Abstract

The tastes of salts to humans are complex. NaCl is the most purely salty of all salts, but even this stimulus tastes sweet at low concentrations and somewhat sour at mid-range intensities. Other salts taste significantly sour or bitter in addition to salty. Previous studies have shown that the saltiness of simple halide salts is reduced by adaptation to NaCl, suggesting that a single mechanism might be responsible for the salty taste of these stimuli. In electrophysiological studies in rodents, the response to NaCl is reduced by application to the tongue of the Na(+)-channel blocker amiloride. Organic Na+ salts are more heavily dependent on this amiloride-sensitive transduction component than NaCl, and are generally less salty and more sour. In order to investigate the relationship between NaCl saltiness and that evoked by other salts, we adapted the tongue to distilled H2O and to 0.1 M NaCl and obtained direct magnitude estimates of the taste intensity of 15 organic and inorganic Na+, Li+, K+ and Ca2+ salts, matched for total intensity. Subjects divided these magnitude estimates among the component taste qualities. Adaptation to NaCl abolished the taste of NaCl and LiCl, and eliminated the saltiness of all other salts. The magnitude estimates of the bitterness and sourness of many salts increased after NaCl adaptation. Since recent biophysical data suggest that adaptation in taste receptors may involve whole-cell mechanisms, we propose that saltiness is reduced by NaCl adaptation because it originates in the subset of taste receptors responsive to NaCl.
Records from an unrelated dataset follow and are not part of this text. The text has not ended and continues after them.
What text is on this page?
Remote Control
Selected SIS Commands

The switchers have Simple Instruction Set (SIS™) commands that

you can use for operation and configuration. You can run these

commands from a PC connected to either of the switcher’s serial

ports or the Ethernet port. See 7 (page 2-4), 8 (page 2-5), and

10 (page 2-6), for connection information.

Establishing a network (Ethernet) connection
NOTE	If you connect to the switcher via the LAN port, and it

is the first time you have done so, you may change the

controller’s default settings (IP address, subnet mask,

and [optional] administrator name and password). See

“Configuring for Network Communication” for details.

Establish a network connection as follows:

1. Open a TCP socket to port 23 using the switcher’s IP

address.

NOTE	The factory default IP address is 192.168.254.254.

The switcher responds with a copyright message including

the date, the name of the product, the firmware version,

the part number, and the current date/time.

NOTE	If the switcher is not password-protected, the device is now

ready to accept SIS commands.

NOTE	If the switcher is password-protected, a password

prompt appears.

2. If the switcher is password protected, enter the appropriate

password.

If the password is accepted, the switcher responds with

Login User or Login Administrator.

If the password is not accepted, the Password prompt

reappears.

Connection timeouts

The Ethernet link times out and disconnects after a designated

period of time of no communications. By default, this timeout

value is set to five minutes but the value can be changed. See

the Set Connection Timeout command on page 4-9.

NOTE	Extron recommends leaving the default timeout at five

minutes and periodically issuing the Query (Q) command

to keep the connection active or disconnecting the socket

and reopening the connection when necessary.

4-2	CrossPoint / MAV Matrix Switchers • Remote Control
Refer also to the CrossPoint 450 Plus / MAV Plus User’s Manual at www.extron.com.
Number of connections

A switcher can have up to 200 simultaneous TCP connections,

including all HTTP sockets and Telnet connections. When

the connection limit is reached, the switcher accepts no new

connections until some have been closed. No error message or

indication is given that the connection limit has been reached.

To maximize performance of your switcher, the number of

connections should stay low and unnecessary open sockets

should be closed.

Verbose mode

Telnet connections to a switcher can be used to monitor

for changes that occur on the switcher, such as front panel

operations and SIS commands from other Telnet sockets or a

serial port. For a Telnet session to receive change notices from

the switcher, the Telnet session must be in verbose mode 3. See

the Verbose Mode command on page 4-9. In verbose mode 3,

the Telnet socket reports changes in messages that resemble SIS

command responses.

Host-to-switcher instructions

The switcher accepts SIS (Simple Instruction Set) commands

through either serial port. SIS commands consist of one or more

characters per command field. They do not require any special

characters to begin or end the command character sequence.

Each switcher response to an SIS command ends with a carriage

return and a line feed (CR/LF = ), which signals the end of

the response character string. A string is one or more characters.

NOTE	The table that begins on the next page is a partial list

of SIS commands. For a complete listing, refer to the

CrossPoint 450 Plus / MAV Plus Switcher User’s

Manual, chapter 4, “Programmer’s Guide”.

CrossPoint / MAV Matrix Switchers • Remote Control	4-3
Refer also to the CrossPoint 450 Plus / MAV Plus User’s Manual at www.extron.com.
This implies that saltiness is coded within the CNS in cells whose receptive fields include the NaCl-sensitive receptor cells and that the degree to which any salt tastes salty is determined by its ability to drive these receptors. This model proposes, for example, that KCl has a salty component because it stimulates some of the same receptor cells as NaCl, even though the transduction mechanisms for KCl are different than those engaged by NaCl. Adaptation to NaCl blocks the saltiness of KCl and other salts because they stimulate NaCl-sensitive receptor cells.